The Board must hire well qualified staff to lead the organization.
Someone with a great ‘heart’ and well-meaning intentions is not enough in a litigious society. Honest, competent professionals is your best front line against nonprofit litigation. Operating efficiently, with integrity and transparency, will keep naysayers at bay. The slippery slope is by its nature “slippery”. Hire staff with the right tools, training and moral compass that will steer clear of the gray areas. This most likely will keep you out of court.
The Board of Directors must take their responsibility seriously and supervise.
Most nonprofits adopt the Carver Model of governance and therefore do not get involved in the day-to-day operational decision. But that does not absolve them from the judiciary responsibility of oversight. In the Lemington case, the directors were successfully sued for $2.25M for their dereliction of duty. However, this doesn’t mean you panic and resign your board seat. It means board members should be sure processes and bylaws are in place to provide appropriate oversight.
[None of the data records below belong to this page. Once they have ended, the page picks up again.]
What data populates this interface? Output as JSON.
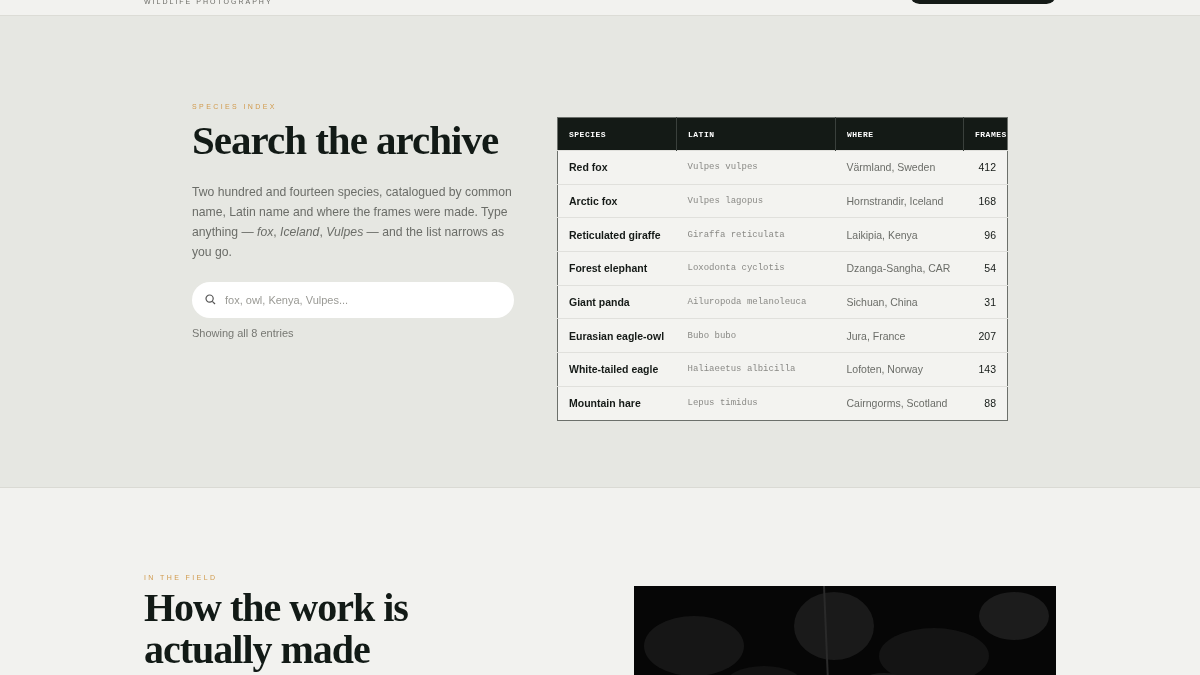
{
  "header": {
    "tagline": "WILDLIFE PHOTOGRAPHY"
  },
  "index_section": {
    "eyebrow": "SPECIES INDEX",
    "title": "Search the archive",
    "intro": "Two hundred and fourteen species, catalogued by common name, Latin name and where the frames were made. Type anything — *fox*, *Iceland*, *Vulpes* — and the list narrows as you go.",
    "search": {
      "placeholder": "fox, owl, Kenya, Vulpes..."
    },
    "result_count": "Showing all 8 entries",
    "table": {
      "columns": [
        "SPECIES",
        "LATIN",
        "WHERE",
        "FRAMES"
      ],
      "rows": [
        [
          "Red fox",
          "Vulpes vulpes",
          "Värmland, Sweden",
          "412"
        ],
        [
          "Arctic fox",
          "Vulpes lagopus",
          "Hornstrandir, Iceland",
          "168"
        ],
        [
          "Reticulated giraffe",
          "Giraffa reticulata",
          "Laikipia, Kenya",
          "96"
        ],
        [
          "Forest elephant",
          "Loxodonta cyclotis",
          "Dzanga-Sangha, CAR",
          "54"
        ],
        [
          "Giant panda",
          "Ailuropoda melanoleuca",
          "Sichuan, China",
          "31"
        ],
        [
          "Eurasian eagle-owl",
          "Bubo bubo",
          "Jura, France",
          "207"
        ],
        [
          "White-tailed eagle",
          "Haliaeetus albicilla",
          "Lofoten, Norway",
          "143"
        ],
        [
          "Mountain hare",
          "Lepus timidus",
          "Cairngorms, Scotland",
          "88"
        ]
      ]
    }
  },
  "field_section": {
    "eyebrow": "IN THE FIELD",
    "title": "How the work is actually made"
  }
}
As a nonprofit, you can be sued.
It doesn’t happen very often, but it can be done. Board members need to be aware of this reality.
Nonprofit boards should have adequate insurance.
Because nonprofits are normally lead by a board of volunteers in the community, they need to be protected against litigation. Every nonprofit should have adequate directors’ and officers’ (D&O )insurance to shield them from potential claims.
Be willing to cut bait.
If a staff person in senior management is causing problems that threaten the organization, the Board must have the fortitude to fire that staff person. In the nonprofit world the vision drives all decision making, and should. However, when the passions that the vision enflames causes harm and potential destruction of the organization, that staff member must either change their ways or must go. This is a board responsibility.